The silence was broken by a soft knock on the door.
“Come in.”
MacDonald swung the door open, his butler’s livery every bit as polished as it had been at breakfast. By comparison, Alex knew he must look like he’d dressed in the dark.
“Your lordship,” MacDonald began, briefly casting his eyes over the equally chaotic desk.
“Mr Dey is in the library. He apologises for the late hour, but was wondering if he might have a word.”
The pessimistic events of the day immediately had him thinking the worst. Prithviraj Dey, a talented British-Indian businessman, owned half of a hospital association, and he managed the business on a day-to-day basis, with the other half being owned by the Lakenheath estate.

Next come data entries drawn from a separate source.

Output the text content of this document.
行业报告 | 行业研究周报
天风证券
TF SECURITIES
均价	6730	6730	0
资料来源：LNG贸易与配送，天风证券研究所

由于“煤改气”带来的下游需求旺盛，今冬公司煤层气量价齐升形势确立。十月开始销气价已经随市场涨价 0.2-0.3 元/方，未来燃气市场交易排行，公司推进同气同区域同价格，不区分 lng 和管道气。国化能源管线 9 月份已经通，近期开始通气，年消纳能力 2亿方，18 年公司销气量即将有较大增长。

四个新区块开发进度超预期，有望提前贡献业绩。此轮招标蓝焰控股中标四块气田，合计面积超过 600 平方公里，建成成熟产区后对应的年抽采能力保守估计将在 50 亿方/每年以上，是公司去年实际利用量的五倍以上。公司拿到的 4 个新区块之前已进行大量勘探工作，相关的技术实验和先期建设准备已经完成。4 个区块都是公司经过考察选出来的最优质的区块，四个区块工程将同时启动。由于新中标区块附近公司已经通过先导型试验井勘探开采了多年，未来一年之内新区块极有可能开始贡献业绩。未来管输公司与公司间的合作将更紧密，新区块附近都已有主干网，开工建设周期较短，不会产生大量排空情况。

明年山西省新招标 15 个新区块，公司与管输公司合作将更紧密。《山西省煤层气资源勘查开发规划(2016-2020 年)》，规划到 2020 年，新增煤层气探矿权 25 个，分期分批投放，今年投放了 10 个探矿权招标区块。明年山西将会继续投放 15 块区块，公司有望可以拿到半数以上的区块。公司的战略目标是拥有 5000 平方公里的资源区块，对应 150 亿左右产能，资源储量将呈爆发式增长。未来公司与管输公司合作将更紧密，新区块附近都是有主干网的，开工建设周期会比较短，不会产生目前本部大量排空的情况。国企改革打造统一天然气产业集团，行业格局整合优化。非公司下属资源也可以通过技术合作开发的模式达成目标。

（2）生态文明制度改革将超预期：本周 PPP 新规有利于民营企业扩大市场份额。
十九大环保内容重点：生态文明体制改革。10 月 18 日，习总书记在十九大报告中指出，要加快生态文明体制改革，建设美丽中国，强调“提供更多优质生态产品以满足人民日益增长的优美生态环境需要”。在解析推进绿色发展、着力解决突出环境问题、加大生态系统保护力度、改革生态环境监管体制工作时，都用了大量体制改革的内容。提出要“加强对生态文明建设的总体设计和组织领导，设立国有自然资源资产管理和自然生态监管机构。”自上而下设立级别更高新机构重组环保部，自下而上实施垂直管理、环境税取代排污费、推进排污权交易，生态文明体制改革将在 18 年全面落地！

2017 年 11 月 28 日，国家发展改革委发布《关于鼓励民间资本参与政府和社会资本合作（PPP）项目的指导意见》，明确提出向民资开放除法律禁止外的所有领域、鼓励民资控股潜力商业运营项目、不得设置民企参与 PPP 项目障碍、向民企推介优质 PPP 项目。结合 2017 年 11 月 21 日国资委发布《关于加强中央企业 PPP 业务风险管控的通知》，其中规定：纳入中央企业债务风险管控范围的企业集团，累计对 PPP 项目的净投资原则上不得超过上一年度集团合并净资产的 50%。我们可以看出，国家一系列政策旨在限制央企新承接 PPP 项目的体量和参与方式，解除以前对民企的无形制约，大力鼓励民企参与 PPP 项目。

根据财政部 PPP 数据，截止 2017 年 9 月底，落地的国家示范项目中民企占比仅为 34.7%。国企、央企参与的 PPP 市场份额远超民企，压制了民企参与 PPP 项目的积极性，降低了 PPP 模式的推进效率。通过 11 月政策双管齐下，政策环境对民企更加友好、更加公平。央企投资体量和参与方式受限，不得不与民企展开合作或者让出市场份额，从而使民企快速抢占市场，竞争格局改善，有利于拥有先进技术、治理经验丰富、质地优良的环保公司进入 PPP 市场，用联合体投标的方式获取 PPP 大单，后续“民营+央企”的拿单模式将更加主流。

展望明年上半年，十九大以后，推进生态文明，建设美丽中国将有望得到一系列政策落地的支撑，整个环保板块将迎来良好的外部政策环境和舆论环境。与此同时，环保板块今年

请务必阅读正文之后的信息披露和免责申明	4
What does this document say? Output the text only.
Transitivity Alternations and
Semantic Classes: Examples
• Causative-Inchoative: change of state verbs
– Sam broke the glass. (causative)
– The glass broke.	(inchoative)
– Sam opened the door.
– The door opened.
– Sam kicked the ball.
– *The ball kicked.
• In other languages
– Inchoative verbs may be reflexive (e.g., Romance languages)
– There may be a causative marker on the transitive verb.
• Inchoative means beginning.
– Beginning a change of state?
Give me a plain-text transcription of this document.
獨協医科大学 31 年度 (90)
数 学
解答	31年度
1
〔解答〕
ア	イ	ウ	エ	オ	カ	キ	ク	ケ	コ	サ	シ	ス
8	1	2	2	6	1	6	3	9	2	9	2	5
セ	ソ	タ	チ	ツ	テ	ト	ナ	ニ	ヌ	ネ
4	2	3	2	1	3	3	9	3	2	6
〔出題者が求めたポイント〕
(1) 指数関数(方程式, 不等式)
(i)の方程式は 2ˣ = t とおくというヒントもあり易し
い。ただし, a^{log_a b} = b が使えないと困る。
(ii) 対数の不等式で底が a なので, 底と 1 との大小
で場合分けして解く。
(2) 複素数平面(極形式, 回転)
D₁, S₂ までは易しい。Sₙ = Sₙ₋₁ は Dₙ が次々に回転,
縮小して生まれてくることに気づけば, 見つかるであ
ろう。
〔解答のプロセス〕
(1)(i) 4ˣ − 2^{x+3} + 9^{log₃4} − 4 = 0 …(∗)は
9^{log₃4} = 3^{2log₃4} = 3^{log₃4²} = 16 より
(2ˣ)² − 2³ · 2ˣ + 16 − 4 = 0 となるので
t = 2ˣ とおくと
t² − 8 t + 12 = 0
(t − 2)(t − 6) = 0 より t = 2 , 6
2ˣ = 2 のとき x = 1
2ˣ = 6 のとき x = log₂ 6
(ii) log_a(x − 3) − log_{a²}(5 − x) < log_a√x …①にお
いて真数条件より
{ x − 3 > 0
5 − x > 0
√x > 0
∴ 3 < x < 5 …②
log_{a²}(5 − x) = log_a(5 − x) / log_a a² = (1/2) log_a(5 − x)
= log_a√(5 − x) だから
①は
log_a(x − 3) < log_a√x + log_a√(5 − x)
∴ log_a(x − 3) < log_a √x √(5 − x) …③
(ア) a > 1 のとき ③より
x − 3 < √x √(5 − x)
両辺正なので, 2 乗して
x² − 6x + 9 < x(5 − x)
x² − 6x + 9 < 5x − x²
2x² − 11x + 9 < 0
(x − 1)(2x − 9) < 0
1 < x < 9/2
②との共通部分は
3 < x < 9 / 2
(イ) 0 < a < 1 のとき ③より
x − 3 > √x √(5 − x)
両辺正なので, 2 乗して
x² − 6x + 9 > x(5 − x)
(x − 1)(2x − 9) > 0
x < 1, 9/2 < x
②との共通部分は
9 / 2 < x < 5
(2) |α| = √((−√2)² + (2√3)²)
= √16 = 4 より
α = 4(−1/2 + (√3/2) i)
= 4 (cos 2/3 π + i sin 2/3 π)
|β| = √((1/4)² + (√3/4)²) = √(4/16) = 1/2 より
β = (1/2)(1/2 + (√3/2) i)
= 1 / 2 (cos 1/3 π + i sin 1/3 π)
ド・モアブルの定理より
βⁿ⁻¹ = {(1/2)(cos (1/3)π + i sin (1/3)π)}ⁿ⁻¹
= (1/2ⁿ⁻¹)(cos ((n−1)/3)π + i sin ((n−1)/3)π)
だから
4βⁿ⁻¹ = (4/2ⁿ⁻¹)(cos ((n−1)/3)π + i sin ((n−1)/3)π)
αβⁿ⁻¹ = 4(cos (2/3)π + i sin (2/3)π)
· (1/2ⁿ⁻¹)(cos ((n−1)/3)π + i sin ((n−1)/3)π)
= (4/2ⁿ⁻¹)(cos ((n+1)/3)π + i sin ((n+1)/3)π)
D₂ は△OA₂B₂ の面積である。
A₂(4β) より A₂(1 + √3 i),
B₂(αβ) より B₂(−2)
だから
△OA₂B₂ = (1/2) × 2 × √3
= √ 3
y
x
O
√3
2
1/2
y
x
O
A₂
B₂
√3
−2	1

Ben’s accident had launched Alex’s interest in it, and he’d had the good luck to meet Raj at Craiglockhart during Ben’s recovery.
They’d worked together ever since. Without Raj’s assistance, Alex would have been lost—he had the funds and the desire to help, but Raj had the knowledge and the talent to make it happen. “Show him in.”

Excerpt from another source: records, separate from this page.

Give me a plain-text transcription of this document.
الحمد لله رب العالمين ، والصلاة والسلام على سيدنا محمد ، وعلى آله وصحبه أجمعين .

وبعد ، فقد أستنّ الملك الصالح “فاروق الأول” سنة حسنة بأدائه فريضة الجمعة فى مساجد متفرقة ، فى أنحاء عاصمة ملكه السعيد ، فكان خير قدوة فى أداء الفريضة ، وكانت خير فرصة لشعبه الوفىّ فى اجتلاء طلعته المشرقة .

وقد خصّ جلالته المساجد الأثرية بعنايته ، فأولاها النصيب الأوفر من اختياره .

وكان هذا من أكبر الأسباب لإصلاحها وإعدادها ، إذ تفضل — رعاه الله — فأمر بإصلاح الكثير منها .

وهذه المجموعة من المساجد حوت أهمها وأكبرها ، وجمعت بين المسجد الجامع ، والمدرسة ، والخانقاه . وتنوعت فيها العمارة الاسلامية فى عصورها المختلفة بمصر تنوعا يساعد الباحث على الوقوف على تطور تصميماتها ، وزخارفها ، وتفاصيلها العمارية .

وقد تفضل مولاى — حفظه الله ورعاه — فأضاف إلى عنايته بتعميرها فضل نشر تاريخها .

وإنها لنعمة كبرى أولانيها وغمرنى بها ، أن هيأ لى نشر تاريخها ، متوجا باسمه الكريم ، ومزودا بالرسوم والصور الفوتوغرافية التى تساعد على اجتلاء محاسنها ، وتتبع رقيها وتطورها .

Whilst MacDonald fetched Raj, Alex went over to the drinks cabinet and fetched a bottle of Raj’s favourite—a blended whisky made by Berry Bros—and two glasses, leftover from their quarterly meeting earlier this week. Another visit so soon, and late in the night suggested bad news.
And if bad news was on its way, he might as well be three sheets to the wind.

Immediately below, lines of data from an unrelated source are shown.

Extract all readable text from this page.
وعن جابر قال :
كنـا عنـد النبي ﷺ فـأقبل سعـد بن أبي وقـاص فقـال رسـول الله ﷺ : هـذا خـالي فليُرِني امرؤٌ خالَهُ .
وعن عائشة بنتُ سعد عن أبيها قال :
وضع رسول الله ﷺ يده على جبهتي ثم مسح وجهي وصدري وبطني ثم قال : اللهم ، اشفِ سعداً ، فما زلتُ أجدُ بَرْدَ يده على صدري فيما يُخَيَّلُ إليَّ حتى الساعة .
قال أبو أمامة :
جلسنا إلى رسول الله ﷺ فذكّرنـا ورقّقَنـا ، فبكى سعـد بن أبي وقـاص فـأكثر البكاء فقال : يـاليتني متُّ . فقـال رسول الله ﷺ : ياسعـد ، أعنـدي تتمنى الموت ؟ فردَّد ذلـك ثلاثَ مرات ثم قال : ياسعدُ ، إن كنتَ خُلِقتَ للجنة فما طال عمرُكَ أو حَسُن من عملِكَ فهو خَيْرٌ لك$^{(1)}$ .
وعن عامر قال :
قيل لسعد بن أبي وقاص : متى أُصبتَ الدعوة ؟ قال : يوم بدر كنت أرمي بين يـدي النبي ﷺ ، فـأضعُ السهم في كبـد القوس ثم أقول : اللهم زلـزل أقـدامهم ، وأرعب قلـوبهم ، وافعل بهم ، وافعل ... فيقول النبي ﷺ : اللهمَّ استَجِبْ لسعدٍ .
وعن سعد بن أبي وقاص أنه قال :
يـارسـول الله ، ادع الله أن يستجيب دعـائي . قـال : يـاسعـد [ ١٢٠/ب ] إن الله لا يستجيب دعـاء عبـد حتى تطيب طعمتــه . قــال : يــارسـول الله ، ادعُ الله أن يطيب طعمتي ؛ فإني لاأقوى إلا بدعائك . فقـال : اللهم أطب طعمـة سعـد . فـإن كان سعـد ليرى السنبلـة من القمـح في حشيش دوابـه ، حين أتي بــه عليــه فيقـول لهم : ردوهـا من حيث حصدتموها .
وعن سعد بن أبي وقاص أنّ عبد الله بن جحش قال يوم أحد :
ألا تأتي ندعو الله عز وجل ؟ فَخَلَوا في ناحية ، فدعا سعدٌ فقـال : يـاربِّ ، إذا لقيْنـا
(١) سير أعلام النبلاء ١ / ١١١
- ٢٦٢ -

He had just finished pouring when footsteps approached.
He looked up to see Raj at the door, dressed as impeccably as ever in a finely-tailored three-piece suit, his grey tie matching the silver streaks in his hair.
He’d teamed it, as always, with a fetching pair of spectator shoes and a charismatic smile. Alex held up a glass. “Drink?”
“Well, it would be rude not to.” There was a twinkle in the corner of Raj’s eyes as he swept across the room. “Thank you for seeing me at such a late hour. I was driving past, saw your office light was on, and decided to take a chance.”
“I’m glad you did, especially as you’ve navigated through the perilous jungle of inheritance tax and come out on the other side alive.
” He gestured towards the chair on the other side of the desk, relieved—and a little confused—about the lack of awful news.
He and Raj had worked together for years, but they weren’t friends.
“Sit,” Alex murmured, wondering if Raj had some hidden agenda.
Raj surveyed the documents scattered across the desk. “The death duties you mentioned during our meeting?”
He nodded, taking a generous sip from his glass.
It wasn’t bad, this blend, albeit unnecessarily pretentious.
Of his own volition, he’d be happy with most single malts.
He used to favour whiskies from the old Dean distillery at home in Edinburgh, purely because he could place an order on the telephone and an hour later it’d be at the castle gates.
Alex grabbed the notepad on which he’d totted up the amounts and threw it across the desk.
He was too exhausted to be embarrassed, and it was only calculations, after all.
It wasn’t like he was handing over the death duty documents in full. “It’s enough to ruin the estate.”
Raj placed his drink on the desk, the liquid untouched, and began to read over Alex’s workings out. “I remember going through this after my first wife passed away. It is a cruel thing to strike a person at their weakest, and yet the government does it to all of us, in the end.”